Grateful acknowledgment is made to the following:

-Richard Matheson’s The Twilight Zone Scripts, Volume Two, edited by Stanely Wiater (Edge Books, 2002)

-The Twilight Zone: Unlocking the Door to a Television Classic by Martin Grams, Jr. (OTR, 2008)

-The Twilight Zone Companion by Marc Scott Zicree (2nd edition, Silman-James, 1992)

-Interview with Jack Klugman conducted by Sunny Parich (5/1/1998) for the Academy of Television Arts and Sciences Foundation.
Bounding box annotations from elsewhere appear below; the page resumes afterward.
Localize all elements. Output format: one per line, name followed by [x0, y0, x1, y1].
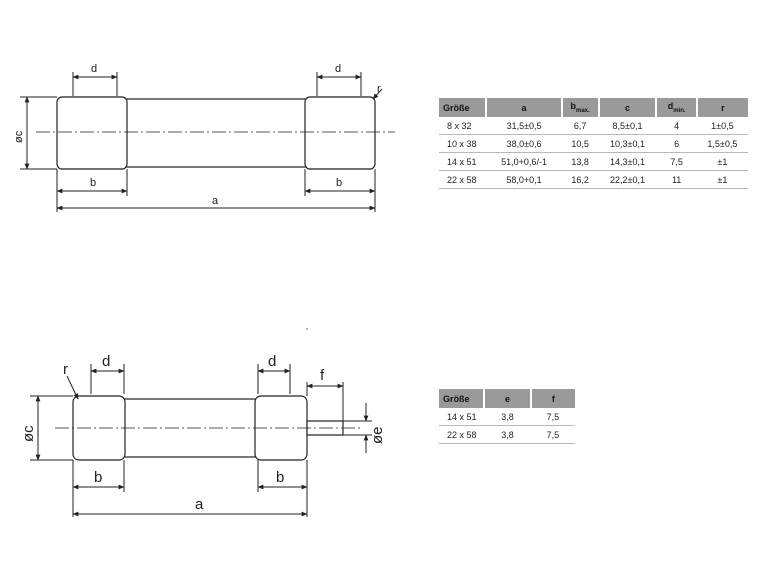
cell-a: 38,0±0,6	[486, 134, 562, 153]
cell-e: 3,8	[484, 408, 531, 426]
cell-b: 16,2	[561, 170, 599, 189]
header-r: r	[696, 98, 748, 117]
dimension-table: Größe a bmax. c dmin. r 8 x 32 31,5±0,5 …	[439, 98, 748, 189]
header-b: bmax.	[561, 98, 600, 117]
label-r: r	[63, 361, 68, 378]
table-row: 22 x 58 3,8 7,5	[439, 425, 575, 444]
label-r: r	[377, 83, 381, 95]
cell-r: ±1	[696, 152, 748, 171]
cell-e: 3,8	[484, 425, 531, 444]
cell-c: 8,5±0,1	[598, 117, 657, 135]
header-size: Größe	[439, 98, 488, 117]
header-size: Größe	[439, 389, 486, 408]
leader-r	[372, 88, 383, 100]
cell-size: 22 x 58	[439, 170, 487, 189]
fuse-drawing-striker: d d r øc f øe b b	[20, 353, 386, 517]
cell-d: 6	[656, 134, 697, 153]
cell-size: 8 x 32	[439, 117, 487, 135]
cell-f: 7,5	[530, 425, 575, 444]
cell-r: 1,5±0,5	[696, 134, 748, 153]
table-row: 8 x 32 31,5±0,5 6,7 8,5±0,1 4 1±0,5	[439, 117, 748, 135]
fuse-cap-right	[304, 96, 376, 170]
cell-b: 13,8	[561, 152, 599, 171]
table-header-row: Größe a bmax. c dmin. r	[439, 98, 748, 117]
cell-size: 14 x 51	[439, 152, 487, 171]
cell-size: 14 x 51	[439, 408, 485, 426]
fuse-body	[125, 98, 307, 168]
table-row: 14 x 51 3,8 7,5	[439, 408, 575, 426]
fuse-drawing-plain: d d r øc b b a	[13, 63, 395, 212]
table-row: 14 x 51 51,0+0,6/-1 13,8 14,3±0,1 7,5 ±1	[439, 152, 748, 171]
label-b-right: b	[336, 177, 342, 189]
table-row: 10 x 38 38,0±0,6 10,5 10,3±0,1 6 1,5±0,5	[439, 134, 748, 153]
cell-a: 58,0+0,1	[486, 170, 562, 189]
cell-c: 10,3±0,1	[598, 134, 657, 153]
header-f: f	[530, 389, 575, 408]
header-e: e	[484, 389, 532, 408]
header-c: c	[598, 98, 658, 117]
label-oc: øc	[20, 425, 37, 442]
label-d-left: d	[91, 63, 97, 75]
leader-r	[66, 375, 79, 400]
label-b-right: b	[276, 469, 284, 486]
header-a: a	[486, 98, 563, 117]
label-d-left: d	[102, 353, 110, 370]
label-d-right: d	[335, 63, 341, 75]
cell-a: 31,5±0,5	[486, 117, 562, 135]
cell-size: 22 x 58	[439, 425, 485, 444]
cell-f: 7,5	[530, 408, 575, 426]
label-oc: øc	[13, 130, 25, 143]
label-f: f	[320, 367, 325, 384]
label-d-right: d	[268, 353, 276, 370]
cell-a: 51,0+0,6/-1	[486, 152, 562, 171]
header-d: dmin.	[656, 98, 698, 117]
cell-r: ±1	[696, 170, 748, 189]
label-oe: øe	[369, 426, 386, 444]
cell-c: 14,3±0,1	[598, 152, 657, 171]
cell-d: 4	[656, 117, 697, 135]
cell-b: 6,7	[561, 117, 599, 135]
label-a: a	[212, 195, 219, 207]
label-a: a	[195, 496, 204, 513]
fuse-cap-left	[56, 96, 128, 170]
cell-d: 11	[656, 170, 697, 189]
striker-table: Größe e f 14 x 51 3,8 7,5 22 x 58 3,8 7,…	[439, 389, 575, 444]
cell-b: 10,5	[561, 134, 599, 153]
table-row: 22 x 58 58,0+0,1 16,2 22,2±0,1 11 ±1	[439, 170, 748, 189]
label-b-left: b	[90, 177, 96, 189]
cell-r: 1±0,5	[696, 117, 748, 135]
cell-c: 22,2±0,1	[598, 170, 657, 189]
cell-d: 7,5	[656, 152, 697, 171]
cell-size: 10 x 38	[439, 134, 487, 153]
label-b-left: b	[94, 469, 102, 486]
table-header-row: Größe e f	[439, 389, 575, 408]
-The Internet Movie Database (imdb.com)

-The Internet Speculative Fiction Database (isfdb.org)

Notes: 
Illustration by Karel Thole
for Urania #322, an Italian SF magazine
which included "Death Ship" as
"Il relitto," or "The Wreck"
--Richard Matheson’s original story appeared in the March, 1953 issue of Fantastic Story Magazine. The story was collected in Shock! (Dell, 1961). Most often anthologized as a time travel tale, it appeared in The Best Time Travel Stories of the 20th Century, edited by Harry Turtledove and Martin H. Greenberg (Del Rey, 2005) and The Time Traveler’s Almanac, edited by Ann and Jeff VanderMeer  (Tor, 2014).
--Don Medford also directed “A Passage for Trumpet,” “The Man in the Bottle,” “The Mirror,” and “Deaths-Head Revisited.”
--Jack Klugman also appeared in “A Passage for Trumpet,” “A Game of Pool,” and “In Praise of Pip.” Klugman also appeared in Rod Serling’s Playhouse 90 episode, “The Velvet Alley” (1959).
--Ross Martin also appeared in “The Four of Us Are Dying” and the segments of Rod Serling’s Night Gallery titled “Camera Obscura” and “The Other Way Out.”
--Mary Webster also appeared in “A Passage for Trumpet.”
--Ross Elliott also appeared (uncredited) in “In Praise of Pip.”
--The road which leads to Carter’s home in his afterlife sequence is the same road used to stage Philip Redfield’s (Ed Nelson) crash into an invisible barrier in “Valley of the Shadow.”
--“Death Ship” was adapted as a Twilight Zone Radio Drama starring John Schneider.